ELTE Song Lyrics Corpus
Description
The ELTE Song Lyrics Corpus is a database developed by The Research Group of Stylistics and the Department of Digital Humanities at Eötvös Loránd University. The song lyrics were automatically scraped from the website https://www.zeneszoveg.hu/. In addition to metadata, the corpus includes annotations of structural units, grammatical features, and poetic properties related to sound devices.
The folder level1 contains all the scraped songs, while the folder level1_hu includes only the Hungarian ones. The language detection module of fastText was used to filter out non-Hungarian lyrics. The level1 folder also contains files without textual content.

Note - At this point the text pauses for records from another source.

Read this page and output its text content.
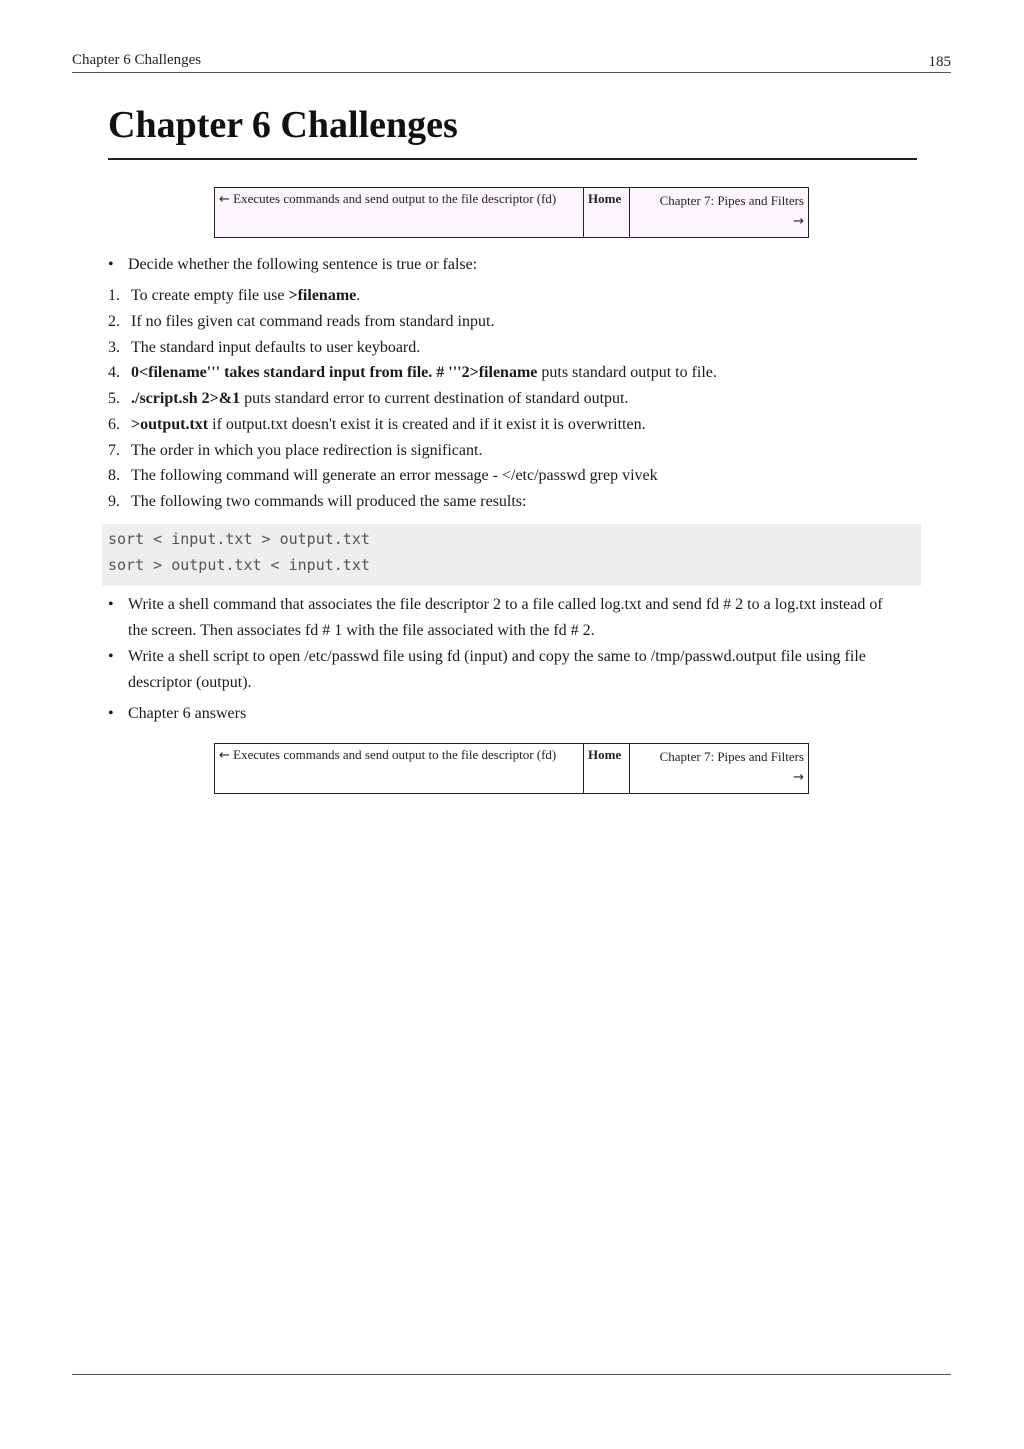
Chapter 6 Challenges	185
Chapter 6 Challenges
← Executes commands and send output to the file descriptor (fd)	Home	Chapter 7: Pipes and Filters
→
• Decide whether the following sentence is true or false:
1. To create empty file use >filename.
2. If no files given cat command reads from standard input.
3. The standard input defaults to user keyboard.
4. 0<filename''' takes standard input from file. # '''2>filename puts standard output to file.
5. ./script.sh 2>&1 puts standard error to current destination of standard output.
6. >output.txt if output.txt doesn't exist it is created and if it exist it is overwritten.
7. The order in which you place redirection is significant.
8. The following command will generate an error message - </etc/passwd grep vivek
9. The following two commands will produced the same results:
sort < input.txt > output.txt
sort > output.txt < input.txt
• Write a shell command that associates the file descriptor 2 to a file called log.txt and send fd # 2 to a log.txt instead of the screen. Then associates fd # 1 with the file associated with the fd # 2.
• Write a shell script to open /etc/passwd file using fd (input) and copy the same to /tmp/passwd.output file using file descriptor (output).
• Chapter 6 answers
← Executes commands and send output to the file descriptor (fd)	Home	Chapter 7: Pipes and Filters
→
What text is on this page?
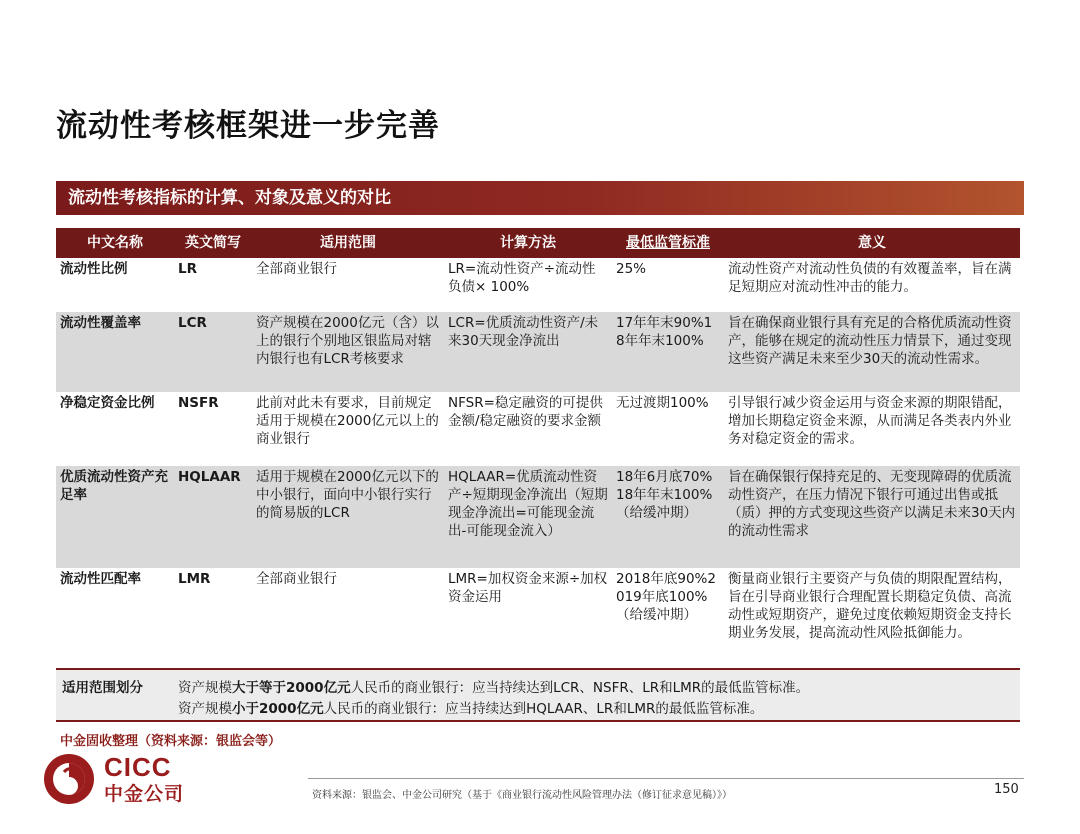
流动性考核框架进一步完善
流动性考核指标的计算、对象及意义的对比
中文名称	英文简写	适用范围	计算方法	最低监管标准	意义
流动性比例	LR	全部商业银行	LR=流动性资产÷流动性负债× 100%	25%	流动性资产对流动性负债的有效覆盖率，旨在满足短期应对流动性冲击的能力。
流动性覆盖率	LCR	资产规模在2000亿元（含）以上的银行个别地区银监局对辖内银行也有LCR考核要求	LCR=优质流动性资产/未来30天现金净流出	17年年末90%18年年末100%	旨在确保商业银行具有充足的合格优质流动性资产，能够在规定的流动性压力情景下，通过变现这些资产满足未来至少30天的流动性需求。
净稳定资金比例	NSFR	此前对此未有要求，目前规定适用于规模在2000亿元以上的商业银行	NFSR=稳定融资的可提供金额/稳定融资的要求金额	无过渡期100%	引导银行减少资金运用与资金来源的期限错配，增加长期稳定资金来源，从而满足各类表内外业务对稳定资金的需求。
优质流动性资产充足率	HQLAAR	适用于规模在2000亿元以下的中小银行，面向中小银行实行的简易版的LCR	HQLAAR=优质流动性资产÷短期现金净流出（短期现金净流出=可能现金流出-可能现金流入）	18年6月底70%18年年末100%（给缓冲期）	旨在确保银行保持充足的、无变现障碍的优质流动性资产，在压力情况下银行可通过出售或抵（质）押的方式变现这些资产以满足未来30天内的流动性需求
流动性匹配率	LMR	全部商业银行	LMR=加权资金来源÷加权资金运用	2018年底90%2019年底100%（给缓冲期）	衡量商业银行主要资产与负债的期限配置结构，旨在引导商业银行合理配置长期稳定负债、高流动性或短期资产，避免过度依赖短期资金支持长期业务发展，提高流动性风险抵御能力。
适用范围划分	资产规模大于等于2000亿元人民币的商业银行：应当持续达到LCR、NSFR、LR和LMR的最低监管标准。
资产规模小于2000亿元人民币的商业银行：应当持续达到HQLAAR、LR和LMR的最低监管标准。
中金固收整理（资料来源：银监会等）
CICC
中金公司	资料来源：银监会、中金公司研究（基于《商业银行流动性风险管理办法（修订征求意见稿）》）	150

The level2_hu folder contains songs annotated with lemmas, parts of speech, and morphosyntactic features. For the annotation of grammatical features, the emtsv version of the e-magyar program was used with the output of Universal Dependencies labels. The folder level3_hu includes additional annotations of certain sound devices (rhyme pattern, rhyme pairs, rhythm, meter, alliterations, and phonological features of words). When annotating sound devices, the programs developed for the ELTE Poetry Corpus was used.
Format: TEI XML
Size: 95 594 song lyrics, 18.3 million tokens
Funding: The corpus building was supported by the project No. K-137659 (Corpus-based cognitive poetic research on person marking constructions) of the National Research, Development and Innovation Office of Hungary.
Copyright:
- The content of the corpus is not public and cannot be disclosed due to copyright protection.
- The corpus is for research purposes only and can only be used by those who have received permission from the head of the Stylistic Research Group or the head of the Department of Digital Humanities at Eötvös Loránd University.